There are sort of two ways of looking at the long game here. I don’t pretend to know which of them is going to come to pass. One of them is they keep kicking the can down the road the way that they have been, but that gradually gives the Greek economy something of a chance to get back on its feet. We had started to see some improvement in the Greek economy late last year before Syriza took over. Over the long haul, they are able to make enough progress to put the crisis behind them. This is the optimistic view. The sort of less optimistic view, which is probably the one that I tend towards right now, is that this is an endless stalling tactic and that at some point this comes to an end. The Greek economy can’t fully improve unless they find a way to devalue, and that’s either an internal devaluation assisted by the Germans, or it’s an actual, formal devaluation – leaving the euro and being able to control their own currency again. I think that anybody who has claimed along the way to see what the next turn was going to be has often been proved wrong. I’m reluctant to make any sort of bold predictions.

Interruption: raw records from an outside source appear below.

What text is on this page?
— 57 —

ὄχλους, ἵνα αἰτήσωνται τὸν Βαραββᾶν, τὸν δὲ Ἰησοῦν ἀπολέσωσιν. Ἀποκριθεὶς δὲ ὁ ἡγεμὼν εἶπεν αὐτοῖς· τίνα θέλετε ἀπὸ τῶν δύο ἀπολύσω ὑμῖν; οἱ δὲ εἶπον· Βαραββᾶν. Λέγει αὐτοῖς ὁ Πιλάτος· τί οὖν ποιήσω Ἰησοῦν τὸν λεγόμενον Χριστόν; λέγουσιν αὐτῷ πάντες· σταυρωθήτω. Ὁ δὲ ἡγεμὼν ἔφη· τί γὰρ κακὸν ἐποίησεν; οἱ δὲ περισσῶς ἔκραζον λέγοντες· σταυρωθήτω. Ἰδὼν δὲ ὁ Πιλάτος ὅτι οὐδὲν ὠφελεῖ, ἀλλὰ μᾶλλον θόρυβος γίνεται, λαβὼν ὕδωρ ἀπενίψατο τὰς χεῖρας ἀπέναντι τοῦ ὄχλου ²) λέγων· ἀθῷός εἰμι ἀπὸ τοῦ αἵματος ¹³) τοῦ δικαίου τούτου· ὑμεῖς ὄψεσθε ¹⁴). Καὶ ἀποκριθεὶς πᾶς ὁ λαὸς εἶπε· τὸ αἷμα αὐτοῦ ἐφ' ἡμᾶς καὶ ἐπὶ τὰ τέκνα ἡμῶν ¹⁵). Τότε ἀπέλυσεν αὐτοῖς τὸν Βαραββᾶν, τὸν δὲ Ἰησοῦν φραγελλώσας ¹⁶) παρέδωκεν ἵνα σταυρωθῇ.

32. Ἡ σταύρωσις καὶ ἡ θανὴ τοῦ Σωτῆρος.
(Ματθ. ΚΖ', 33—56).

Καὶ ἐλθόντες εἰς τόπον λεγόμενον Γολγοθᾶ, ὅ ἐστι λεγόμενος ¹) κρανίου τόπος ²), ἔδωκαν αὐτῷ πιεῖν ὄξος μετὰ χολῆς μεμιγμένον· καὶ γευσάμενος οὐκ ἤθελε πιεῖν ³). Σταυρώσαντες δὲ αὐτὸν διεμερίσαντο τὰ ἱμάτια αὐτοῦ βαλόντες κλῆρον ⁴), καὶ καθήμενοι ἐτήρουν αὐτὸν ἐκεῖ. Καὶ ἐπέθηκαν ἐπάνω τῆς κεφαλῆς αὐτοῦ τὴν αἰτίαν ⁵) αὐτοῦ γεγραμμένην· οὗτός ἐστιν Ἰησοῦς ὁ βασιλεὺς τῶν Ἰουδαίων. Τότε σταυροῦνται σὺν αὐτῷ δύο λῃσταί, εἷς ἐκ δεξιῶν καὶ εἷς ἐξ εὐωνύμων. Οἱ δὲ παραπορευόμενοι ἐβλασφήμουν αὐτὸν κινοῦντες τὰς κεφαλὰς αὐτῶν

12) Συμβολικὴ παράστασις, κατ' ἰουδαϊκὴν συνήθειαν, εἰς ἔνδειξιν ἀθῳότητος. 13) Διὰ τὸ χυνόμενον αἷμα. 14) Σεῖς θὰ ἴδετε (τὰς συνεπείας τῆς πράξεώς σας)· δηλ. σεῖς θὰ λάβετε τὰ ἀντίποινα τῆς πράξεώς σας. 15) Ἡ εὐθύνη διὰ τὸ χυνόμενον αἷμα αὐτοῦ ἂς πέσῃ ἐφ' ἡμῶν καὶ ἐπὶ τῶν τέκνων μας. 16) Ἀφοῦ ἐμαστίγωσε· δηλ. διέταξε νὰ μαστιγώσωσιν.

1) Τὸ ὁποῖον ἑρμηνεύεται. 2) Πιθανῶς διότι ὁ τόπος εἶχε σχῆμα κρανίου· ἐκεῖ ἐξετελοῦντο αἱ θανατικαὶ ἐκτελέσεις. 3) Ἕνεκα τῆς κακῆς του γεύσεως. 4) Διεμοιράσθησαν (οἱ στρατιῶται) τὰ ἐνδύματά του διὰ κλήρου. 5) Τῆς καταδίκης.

The Politic: As a final question, what advice do you have for an aspiring Yale journalist?
My main advice is to write, to find a place you can write where there are people doing work that you admire. If you go to a place where there’s nobody doing anything that you admire, nobody doing the kind of work that you would like to see yourself doing, then you’re not going to have anyone to learn from. When I got into this, I was lucky that there was this model of going to a small newspaper, learning the ropes and working your way up through a series of larger newspapers. My advice to people used to be to go to a small paper, get out of New York and DC, go somewhere far afield, and learn the ropes. I don’t give that advice anymore because I think you get trapped in small newspapers, if you’re lucky enough to get a job. There’s no way out of it. At this point [my advice] is to find a place that’s doing work that you admire even if you’ll not immediately be doing the kind of work you’d ultimately like to be doing. But it will give you the freedom to write, and that may mean writing in your off-hours, it may mean writing in weekends or grabbing projects where you can, alongside doing the kind of work it is that they have you doing formally. You have to find somewhere with people you can learn from and latch onto, and where you can write frequently enough that you can make mistakes and learn from them and try again.